May have to download NLTK averaged_perceptron_tagger
To accomplish this:

```Python

import nltk
nltk.download('averaged_perceptron_tagger')

```

In [9]:
sent = preprocess(ex)
sent

[('European', 'JJ'),
 ('authorities', 'NNS'),
 ('fined', 'VBD'),
 ('Google', 'NNP'),
 ('a', 'DT'),
 ('record', 'NN'),
 ('$', '$'),
 ('5.1', 'CD'),
 ('billion', 'CD'),
 ('on', 'IN'),
 ('Wednesday', 'NNP'),
 ('for', 'IN'),
 ('abusing', 'VBG'),
 ('its', 'PRP$'),
 ('power', 'NN'),
 ('in', 'IN'),
 ('the', 'DT'),
 ('mobile', 'JJ'),
 ('phone', 'NN'),
 ('market', 'NN'),
 ('and', 'CC'),
 ('ordered', 'VBD'),
 ('the', 'DT'),
 ('company', 'NN'),
 ('to', 'TO'),
 ('alter', 'VB'),
 ('its', 'PRP$'),
 ('practices', 'NNS')]

We get a list of tuples containing the individual words in the sentence and their associated part-of-speech.

Now we’ll implement noun phrase chunking to identify named entities using a regular expression consisting of rules that indicate how sentences should be chunked.

Our chunk pattern consists of one rule, that a noun phrase, NP, should be formed whenever the chunker finds an optional determiner, DT, followed by any number of adjectives, JJ, and then a noun, NN.

In [10]:
pattern = 'NP: {<DT>?<JJ>*<NN>}'

In [11]:
cp = nltk.RegexpParser(pattern)
cs = cp.parse(sent)
print(cs)

(S
  European/JJ
  authorities/NNS
  fined/VBD
  Google/NNP
  (NP a/DT record/NN)
  $/$
  5.1/CD
  billion/CD
  on/IN
  Wednesday/NNP
  for/IN
  abusing/VBG
  its/PRP$
  (NP power/NN)
  in/IN
  (NP the/DT mobile/JJ phone/NN)
  (NP market/NN)
  and/CC
  ordered/VBD
  (NP the/DT company/NN)
  to/TO
  alter/VB
  its/PRP$
  practices/NNS)


IOB tags have become the standard way to represent chunk structures in files, and we will also be using this format.

In [12]:
from nltk.chunk import conlltags2tree, tree2conlltags
from pprint import pprint
iob_tagged = tree2conlltags(cs)
pprint(iob_tagged)

[('European', 'JJ', u'O'),
 ('authorities', 'NNS', u'O'),
 ('fined', 'VBD', u'O'),
 ('Google', 'NNP', u'O'),
 ('a', 'DT', u'B-NP'),
 ('record', 'NN', u'I-NP'),
 ('$', '$', u'O'),
 ('5.1', 'CD', u'O'),
 ('billion', 'CD', u'O'),
 ('on', 'IN', u'O'),
 ('Wednesday', 'NNP', u'O'),
 ('for', 'IN', u'O'),
 ('abusing', 'VBG', u'O'),
 ('its', 'PRP$', u'O'),
 ('power', 'NN', u'B-NP'),
 ('in', 'IN', u'O'),
 ('the', 'DT', u'B-NP'),
 ('mobile', 'JJ', u'I-NP'),
 ('phone', 'NN', u'I-NP'),
 ('market', 'NN', u'B-NP'),
 ('and', 'CC', u'O'),
 ('ordered', 'VBD', u'O'),
 ('the', 'DT', u'B-NP'),
 ('company', 'NN', u'I-NP'),
 ('to', 'TO', u'O'),
 ('alter', 'VB', u'O'),
 ('its', 'PRP$', u'O'),
 ('practices', 'NNS', u'O')]


In this representation, there is one token per line, each with its part-of-speech tag and its named entity tag.
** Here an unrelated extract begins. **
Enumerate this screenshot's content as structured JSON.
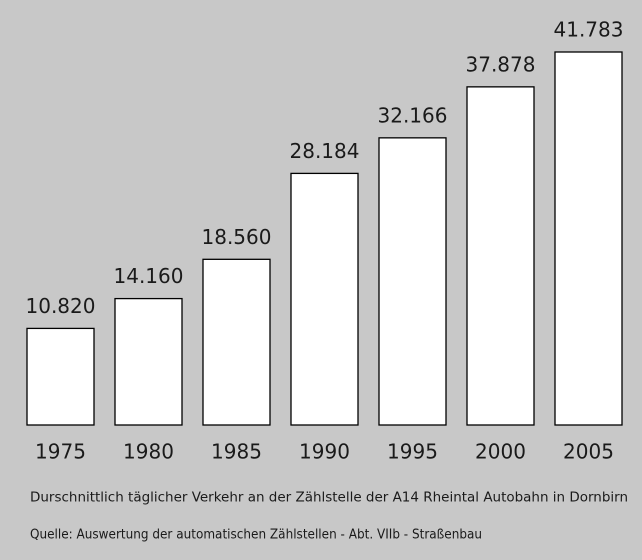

Based on this training corpus, we can construct a tagger that can be used to label new sentences; and use the ```nltk.chunk.conlltags2tree()``` function to convert the tag sequences into a chunk tree.
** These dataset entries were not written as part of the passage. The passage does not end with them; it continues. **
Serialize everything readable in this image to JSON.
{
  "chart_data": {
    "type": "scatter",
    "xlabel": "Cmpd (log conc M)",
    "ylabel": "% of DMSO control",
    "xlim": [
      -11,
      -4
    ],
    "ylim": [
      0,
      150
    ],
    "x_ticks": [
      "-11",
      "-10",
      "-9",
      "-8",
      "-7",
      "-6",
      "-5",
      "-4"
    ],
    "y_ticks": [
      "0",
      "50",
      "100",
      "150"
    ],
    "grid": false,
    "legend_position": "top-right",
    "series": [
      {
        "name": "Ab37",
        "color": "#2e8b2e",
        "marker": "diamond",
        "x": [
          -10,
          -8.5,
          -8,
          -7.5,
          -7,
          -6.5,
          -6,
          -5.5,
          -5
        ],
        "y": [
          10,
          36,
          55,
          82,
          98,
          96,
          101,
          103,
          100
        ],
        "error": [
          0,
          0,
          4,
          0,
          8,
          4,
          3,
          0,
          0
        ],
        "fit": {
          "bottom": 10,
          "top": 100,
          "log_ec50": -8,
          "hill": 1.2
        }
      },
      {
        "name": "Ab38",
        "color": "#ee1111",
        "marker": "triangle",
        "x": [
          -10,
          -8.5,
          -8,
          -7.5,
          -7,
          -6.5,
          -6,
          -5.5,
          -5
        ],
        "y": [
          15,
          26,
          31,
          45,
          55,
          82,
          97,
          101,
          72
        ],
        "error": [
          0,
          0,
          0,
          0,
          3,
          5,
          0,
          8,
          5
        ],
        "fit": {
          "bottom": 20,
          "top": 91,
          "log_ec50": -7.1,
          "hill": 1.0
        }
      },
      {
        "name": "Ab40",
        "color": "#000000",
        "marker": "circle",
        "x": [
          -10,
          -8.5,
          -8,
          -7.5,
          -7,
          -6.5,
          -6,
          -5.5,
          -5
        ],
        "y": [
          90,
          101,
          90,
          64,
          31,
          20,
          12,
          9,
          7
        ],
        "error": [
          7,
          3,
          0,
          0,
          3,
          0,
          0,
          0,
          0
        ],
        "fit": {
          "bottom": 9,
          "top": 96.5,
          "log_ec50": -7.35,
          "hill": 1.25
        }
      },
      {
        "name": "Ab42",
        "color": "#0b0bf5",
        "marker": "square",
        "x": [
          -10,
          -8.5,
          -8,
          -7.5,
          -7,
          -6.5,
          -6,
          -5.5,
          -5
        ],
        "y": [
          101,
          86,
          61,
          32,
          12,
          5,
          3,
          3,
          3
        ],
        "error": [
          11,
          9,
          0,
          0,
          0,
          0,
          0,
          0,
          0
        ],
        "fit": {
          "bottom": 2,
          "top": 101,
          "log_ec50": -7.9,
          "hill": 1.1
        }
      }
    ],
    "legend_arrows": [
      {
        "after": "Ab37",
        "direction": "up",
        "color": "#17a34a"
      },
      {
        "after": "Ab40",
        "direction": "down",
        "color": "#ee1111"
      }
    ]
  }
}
With the function ```nltk.ne_chunk()```, we can recognize named entities using a classifier, the classifier adds category labels such as ```PERSON, ORGANIZATION, and GPE```.
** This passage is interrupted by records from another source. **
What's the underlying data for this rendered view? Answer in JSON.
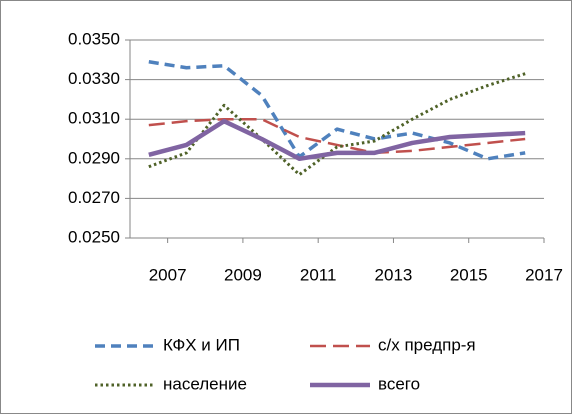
{
  "chart_data": {
    "type": "line",
    "x": [
      2006.5,
      2007.5,
      2008.5,
      2009.5,
      2010.5,
      2011.5,
      2012.5,
      2013.5,
      2014.5,
      2015.5,
      2016.5
    ],
    "series": [
      {
        "name": "КФХ и ИП",
        "color": "#4f81bd",
        "dash": "dashed",
        "values": [
          0.0339,
          0.0336,
          0.0337,
          0.0322,
          0.0291,
          0.0305,
          0.03,
          0.0303,
          0.0298,
          0.029,
          0.0293
        ]
      },
      {
        "name": "с/х предпр-я",
        "color": "#c0504d",
        "dash": "longdash",
        "values": [
          0.0307,
          0.0309,
          0.031,
          0.031,
          0.0301,
          0.0297,
          0.0293,
          0.0294,
          0.0296,
          0.0298,
          0.03
        ]
      },
      {
        "name": "население",
        "color": "#4f6228",
        "dash": "dotted",
        "values": [
          0.0286,
          0.0293,
          0.0317,
          0.03,
          0.0282,
          0.0296,
          0.0299,
          0.031,
          0.032,
          0.0327,
          0.0333
        ]
      },
      {
        "name": "всего",
        "color": "#8064a2",
        "dash": "solid",
        "values": [
          0.0292,
          0.0297,
          0.0309,
          0.03,
          0.029,
          0.0293,
          0.0293,
          0.0298,
          0.0301,
          0.0302,
          0.0303
        ]
      }
    ],
    "xlim": [
      2006,
      2017
    ],
    "xticks": [
      2007,
      2009,
      2011,
      2013,
      2015,
      2017
    ],
    "ylim": [
      0.025,
      0.035
    ],
    "yticks": [
      {
        "value": 0.025,
        "label": "0.0250"
      },
      {
        "value": 0.027,
        "label": "0.0270"
      },
      {
        "value": 0.029,
        "label": "0.0290"
      },
      {
        "value": 0.031,
        "label": "0.0310"
      },
      {
        "value": 0.033,
        "label": "0.0330"
      },
      {
        "value": 0.035,
        "label": "0.0350"
      }
    ],
    "grid": true,
    "legend": "bottom"
  }
}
May have to download NLTK maxent_ne_chunker
To accomplish this:

```Python

import nltk
nltk.download('maxent_ne_chunker')

```

In [16]:


ne_tree = nltk.ne_chunk(pos_tag(word_tokenize(ex)))
print(ne_tree)

(S
  (GPE European/JJ)
  authorities/NNS
  fined/VBD
  (PERSON Google/NNP)
  a/DT
  record/NN
  $/$
  5.1/CD
  billion/CD
  on/IN
  Wednesday/NNP
  for/IN
  abusing/VBG
  its/PRP$
  power/NN
  in/IN
  the/DT
  mobile/JJ
  phone/NN
  market/NN
  and/CC
  ordered/VBD
  the/DT
  company/NN
  to/TO
  alter/VB
  its/PRP$
  practices/NNS)


Google is recognized as a person. It’s quite disappointing, don’t you think so?